Mereka belum memasarkan kendaraan listrik pada Eropa tetapi akan meluncurkan SUV listrik yang digunakan disesuaikan dengan lingkungan ekonomi Eropa pada Paris Auto Show, mulai hari Awal Minggu pekan depan.
GAC masih meninjau Eropa sebagai bursa penting yang digunakan “relatif terbuka” meskipun Komisi Eropa sudah pernah mengambil tindakan untuk mengenakan tarif pada kendaraan listrik buatan China, kata Wei Heigang, berbicara dalam Paris mendekati pameran.
“Masalah tarif pasti akan berdampak pada kita. Namun, semua itu bisa jadi diatasi pada jangka panjang… Saya yakin pasti ada jalan keluarnya,” kata beliau seperti dilansir dari Reuters.
“Produksi lokal akan menjadi salah satu cara untuk mengatasi permasalahan ini, kami sangat bergerak menjajaki kemungkinan ini.” ujarnya.
Diskusi masih di tahap awal serta perusahaan masih mempertimbangkan apakah akan merancang pabrik baru atau berbagi atau mengambil alih –pabrik yang dimaksud telah ada, menurut Wei.

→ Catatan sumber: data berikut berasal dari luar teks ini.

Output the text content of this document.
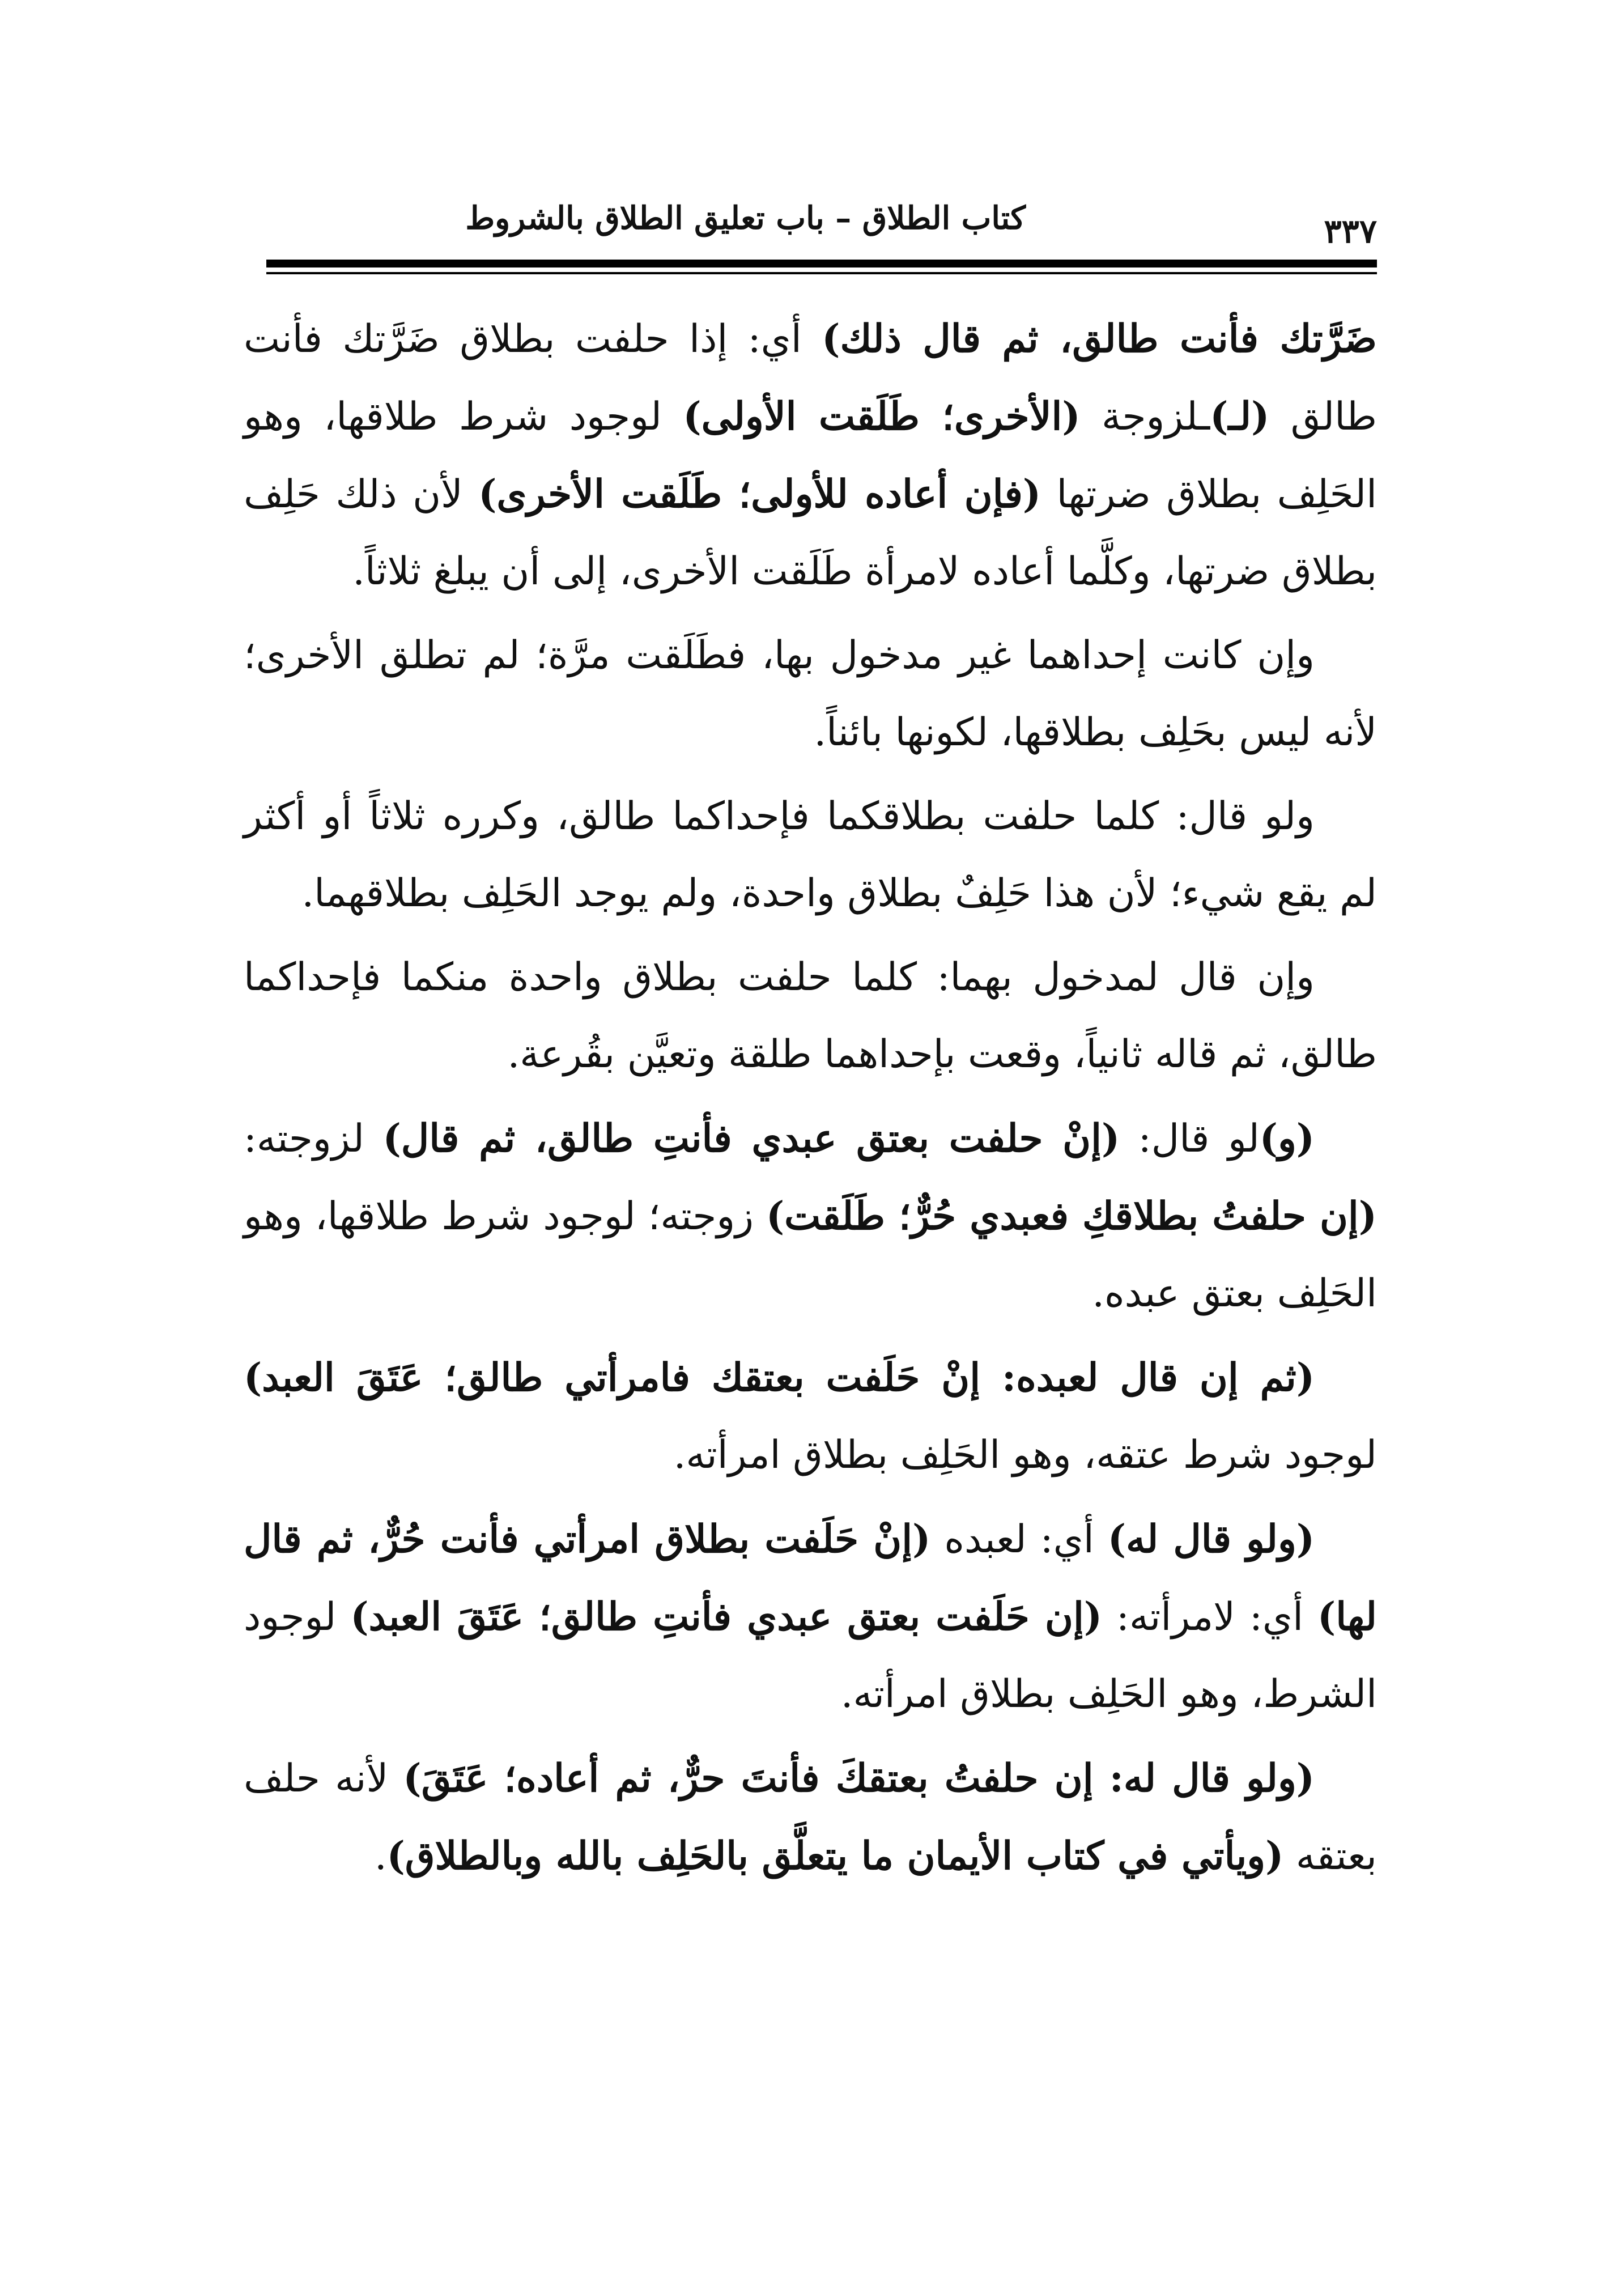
كتاب الطلاق – باب تعليق الطلاق بالشروط	٣٣٧

ضَرَّتك فأنت طالق، ثم قال ذلك) أي: إذا حلفت بطلاق ضَرَّتك فأنت طالق (لـ)ـلزوجة (الأخرى؛ طَلَقت الأولى) لوجود شرط طلاقها، وهو الحَلِف بطلاق ضرتها (فإن أعاده للأولى؛ طَلَقت الأخرى) لأن ذلك حَلِف بطلاق ضرتها، وكلَّما أعاده لامرأة طَلَقت الأخرى، إلى أن يبلغ ثلاثاً.

وإن كانت إحداهما غير مدخول بها، فطَلَقت مرَّة؛ لم تطلق الأخرى؛ لأنه ليس بحَلِف بطلاقها، لكونها بائناً.

ولو قال: كلما حلفت بطلاقكما فإحداكما طالق، وكرره ثلاثاً أو أكثر لم يقع شيء؛ لأن هذا حَلِفٌ بطلاق واحدة، ولم يوجد الحَلِف بطلاقهما.

وإن قال لمدخول بهما: كلما حلفت بطلاق واحدة منكما فإحداكما طالق، ثم قاله ثانياً، وقعت بإحداهما طلقة وتعيَّن بقُرعة.

(و)لو قال: (إنْ حلفت بعتق عبدي فأنتِ طالق، ثم قال) لزوجته: (إن حلفتُ بطلاقكِ فعبدي حُرٌّ؛ طَلَقت) زوجته؛ لوجود شرط طلاقها، وهو الحَلِف بعتق عبده.

(ثم إن قال لعبده: إنْ حَلَفت بعتقك فامرأتي طالق؛ عَتَقَ العبد) لوجود شرط عتقه، وهو الحَلِف بطلاق امرأته.

(ولو قال له) أي: لعبده (إنْ حَلَفت بطلاق امرأتي فأنت حُرٌّ، ثم قال لها) أي: لامرأته: (إن حَلَفت بعتق عبدي فأنتِ طالق؛ عَتَقَ العبد) لوجود الشرط، وهو الحَلِف بطلاق امرأته.

(ولو قال له: إن حلفتُ بعتقكَ فأنتَ حرٌّ، ثم أعاده؛ عَتَقَ) لأنه حلف بعتقه (ويأتي في كتاب الأيمان ما يتعلَّق بالحَلِف بالله وبالطلاق).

SUV kompak yang dipamerkan di tempat Paris, kendaraan jarak sangat 520 kilometer yang disebut “Aion V”, akan dirilis pada beberapa bursa Eropa pada pertengahan tahun 2025, dengan nilai tukar kurang dari 40.000 euro , meskipun nilai akhirnya belum ditetapkan,” kata GAC.
Setelah peluncurannya, kendaraan GAC berikutnya yang tersebut mulai dijual di tempat Eropa adalah hatchback listrik kecil, yang digunakan akan dirilis pada akhir tahun 2025.